- Born: Eleanor Ann Saddlemyer November 28, 1932 (age 93) Prince Albert, Saskatchewan, Canada
- Education: University of Saskatchewan Queen's University University of London
- Parent(s): Orrin Angus Saddlemyer Elsie Sarah Ellis

= Ann Saddlemyer =

Canadian academic

Eleanor Ann Saddlemyer, (born 28 November 1932) is a Canadian academic, author, and expert in the history of Canadian theatre and Anglo-Irish literature.

==Early life and education==
Ann Saddlemyer was born Eleanor Ann Saddlemyer on 28 November 1932 in Prince Albert, Saskatchewan. Her parents were Elsie Sarah (née Ellis) and Orrin Angus Saddlemyer. She was educated at a high school in Humboldt, Saskatchewan. She graduated from the University of Saskatchewan with a BA in 1953, followed by an MA in 1956 from Queen's University. She was awarded her PhD in 1961 from Bedford College of the University of London, and in 1991 received a DLitt from the University of Saskatchewan.

==Career==
From 1956 to 1957 and 1960 to 1971, Saddlemyer taught at the University of Victoria in British Columbia. She was then appointed Professor of Drama and Professor of English in Victoria College at the University of Toronto in 1971. From 1971 to 1977, she served as Director of the Graduate Centre for Study of Drama at the University of Toronto. In 1975, she was the visiting Berg Professor at New York University. She was appointed the Master of Massey College in 1988, and held this post until her retirement in 1996. In 1965 and 1977, she was awarded a Guggenheim Fellowship.

Saddlemyer was the founding president of the Association for Canadian Theatre History, and served as the chair of the International Association for Anglo-Irish Literature. She was the co-general editor of the Cornell Yeats series of manuscripts, and the founding co-editor of the Canadian Journal of Theatre Research. She also served on the editorial boards of a number of other journals. She is a corresponding scholar of the Academy of the Shaw Festival, director of the publishers, Colin Smythe Limited, and the Hedgerow Press.

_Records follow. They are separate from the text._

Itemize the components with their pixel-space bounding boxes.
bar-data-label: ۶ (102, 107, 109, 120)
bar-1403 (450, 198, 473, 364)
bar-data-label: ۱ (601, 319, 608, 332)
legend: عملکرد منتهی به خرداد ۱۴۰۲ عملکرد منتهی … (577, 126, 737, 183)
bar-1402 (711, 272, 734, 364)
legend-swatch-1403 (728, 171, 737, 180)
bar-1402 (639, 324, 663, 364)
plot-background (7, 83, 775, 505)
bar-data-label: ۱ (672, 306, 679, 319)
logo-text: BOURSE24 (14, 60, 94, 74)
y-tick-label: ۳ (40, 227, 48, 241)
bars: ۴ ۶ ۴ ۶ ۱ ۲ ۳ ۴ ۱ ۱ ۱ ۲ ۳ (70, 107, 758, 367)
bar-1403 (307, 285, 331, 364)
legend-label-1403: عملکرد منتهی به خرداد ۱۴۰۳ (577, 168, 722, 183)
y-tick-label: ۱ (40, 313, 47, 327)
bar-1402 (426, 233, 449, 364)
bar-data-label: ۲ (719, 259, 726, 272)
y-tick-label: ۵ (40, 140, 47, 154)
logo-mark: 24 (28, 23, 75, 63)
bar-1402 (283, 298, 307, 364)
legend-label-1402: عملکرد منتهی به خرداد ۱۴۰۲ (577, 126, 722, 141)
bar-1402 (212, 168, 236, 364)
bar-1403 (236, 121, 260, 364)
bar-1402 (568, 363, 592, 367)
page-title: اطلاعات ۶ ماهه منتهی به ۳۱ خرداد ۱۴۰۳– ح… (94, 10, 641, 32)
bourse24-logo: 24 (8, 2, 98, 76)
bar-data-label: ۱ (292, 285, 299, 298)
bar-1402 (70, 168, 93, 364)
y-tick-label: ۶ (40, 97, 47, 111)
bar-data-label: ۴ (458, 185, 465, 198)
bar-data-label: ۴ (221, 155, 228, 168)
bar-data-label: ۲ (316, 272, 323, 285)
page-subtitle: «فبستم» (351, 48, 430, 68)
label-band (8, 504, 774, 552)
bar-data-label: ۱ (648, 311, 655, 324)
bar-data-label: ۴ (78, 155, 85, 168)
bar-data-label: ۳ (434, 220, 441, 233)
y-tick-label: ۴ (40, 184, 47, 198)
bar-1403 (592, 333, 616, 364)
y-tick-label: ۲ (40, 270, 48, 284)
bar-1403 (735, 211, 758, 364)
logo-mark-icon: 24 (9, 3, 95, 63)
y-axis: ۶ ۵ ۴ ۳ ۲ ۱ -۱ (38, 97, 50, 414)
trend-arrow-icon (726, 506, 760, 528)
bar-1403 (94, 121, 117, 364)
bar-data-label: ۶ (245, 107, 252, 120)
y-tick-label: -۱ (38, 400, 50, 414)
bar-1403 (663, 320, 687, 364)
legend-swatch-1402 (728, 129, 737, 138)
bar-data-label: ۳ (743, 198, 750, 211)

In 1976, Saddlemyer was elected a fellow of the Royal Society of Canada, and in 1987 a fellow of the Royal Society of Arts. She was made an Officer of the Order of Canada in 1995. She has also received the Queen Elizabeth II Golden Jubilee Medal in 2002, the Queen Elizabeth II Diamond Jubilee Medal in 2012, and the M.L. Rosenthal Award from the Yeats Society of New York in 2001. She has been awarded six honorary doctorates from Queen's University in 1977, the University of Victoria in 1989, McGill University in 1989, the University of Windsor in 1990, the University of Toronto in 1999, and Concordia University in Montreal in 2000. She received a Lifetime Achievement Award from the Canadian Association for Theatre Research in 2013. Concordia University established the annual Ann Saddlemyer Lecture in 2008. In 2011, she was elected a member of the Royal Irish Academy.

==Selected publications==

- The World of W.B. Yeats: Essays in Perspective (1965)
- In Defence of Lady Gregory, Playwright (1966)
- The Letters of John Millington Synge (1968)
- A Selection of Letters from John M. Synge to W.B. Yeats and Lady Gregory (1971)
- Theatre Business, the letters of the first Abbey Theatre Directors (W.B. Yeats, Lady Gregory and J.M. Synge) (1982) ISBN 978-0-271-00309-2
- Lady Gregory Fifty Years After (1987) ISBN 978-0-389-20360-5
- Early Stages: Theatre in Ontario 1800 to 1914 (1990) ISBN 978-1-4875-8672-0
- Later Stages: Essays on Ontario Theatre from World War I to the 1970s (1997) ISBN 978-0-8020-0671-4
- Becoming George: The Life of Mrs. W.B. Yeats (2002) ISBN 978-0-19-811232-7
- Conversations with Our Past: Stories of North Saanich (2006) ISBN 978-0-9781308-0-0
- W.B. Yeats and George Yeats: The Letters (2011) ISBN 978-0-19-818438-6

==Personal life==
Saddlemyer was a friend of the Irish poet, Seamus Heaney. When she learnt he was considering becoming a full-time writer, she offered him the rental of her cottage in County Wicklow, Glanmore Cottage. The Heaney family lived there, eventually buying the cottage from Saddlemyer in 1988. They remained close friends until his death in 2013.